= Laura Machesky =

American cancer research scientist

Laura Marie Machesky (born 13 August 1965) is a British-American cancer research scientist. She is the Sir William Dunn Professor of Biochemistry in the Department of Biochemistry, University of Cambridge, and the current president of the British Society for Cell Biology.
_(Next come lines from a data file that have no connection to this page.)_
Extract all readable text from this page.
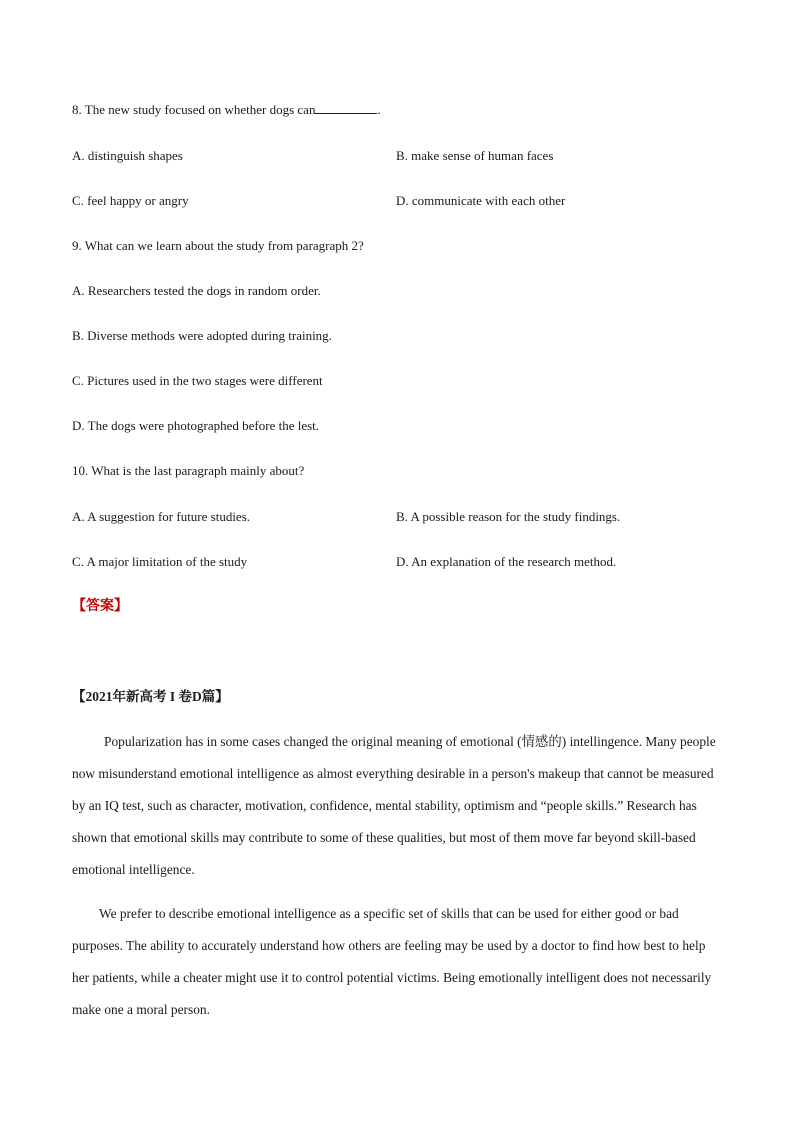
8. The new study focused on whether dogs can	.
A. distinguish shapes	B. make sense of human faces
C. feel happy or angry	D. communicate with each other
9. What can we learn about the study from paragraph 2?
A. Researchers tested the dogs in random order.
B. Diverse methods were adopted during training.
C. Pictures used in the two stages were different
D. The dogs were photographed before the lest.
10. What is the last paragraph mainly about?
A. A suggestion for future studies.	B. A possible reason for the study findings.
C. A major limitation of the study	D. An explanation of the research method.
【答案】
【2021年新高考 I 卷D篇】

Popularization has in some cases changed the original meaning of emotional (情感的) intellingence. Many people now misunderstand emotional intelligence as almost everything desirable in a person's makeup that cannot be measured by an IQ test, such as character, motivation, confidence, mental stability, optimism and “people skills.” Research has shown that emotional skills may contribute to some of these qualities, but most of them move far beyond skill-based emotional intelligence.

We prefer to describe emotional intelligence as a specific set of skills that can be used for either good or bad purposes. The ability to accurately understand how others are feeling may be used by a doctor to find how best to help her patients, while a cheater might use it to control potential victims. Being emotionally intelligent does not necessarily make one a moral person.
==Early life and education==
Machesky was born on 13 August 1965 in Dearborn, Michigan, United States. She studied at Alma College, graduating with a Bachelor of Science (BSc) degree in 1987, and then at Johns Hopkins University School of Medicine where she completed her Doctor of Philosophy (PhD) degree in 1993.

== Career ==
Machesky was a postdoc at the MRC Laboratory of Molecular Biology (LMB) from 1995 to 1997 and then an MRC Career Development Fellow, MRC Senior Research Fellow and Professor of Cell Biology at the School of Biosciences, University of Birmingham from 1998 to 2007. She was a Medical Research Council (MRC) senior research fellow and Professor of Cell Biology at the Beatson Institute for Cancer Research in Glasgow from 2007 to 2022, and director of the Institute of Cancer Sciences at the University of Glasgow from 2020 to 2022. She moved to Cambridge University in 2022 as Sir William Dunn Professor of Biochemistry.

== Research interests ==
Machesky's research group specialises in cancer cell migration, invasion, metastasis and the energetics of cell biology. She discovered the 7-subunit Arp2/3 complex and showed that this was a major regulator of actin dynamics and cell migration. According to the Academy of Medical Sciences, this work "changed the way the field understood fundamental principles of signalling to actin dynamics and impacted on biomedical problems such as host-pathogen interactions, endocytic trafficking, phagocytosis and cancer cell invasion".

== Awards and honours ==
Machesky was elected as a Member of the European Molecular Biology Organisation in 2012, a Fellow of the Royal Society of Edinburgh in 2014, and a Fellow of the Academy of Medical Sciences in 2016.
Her husband Robert Insall is also a Fellow of the Royal Society of Edinburgh and is currently Professor of Computational Biology at University College London.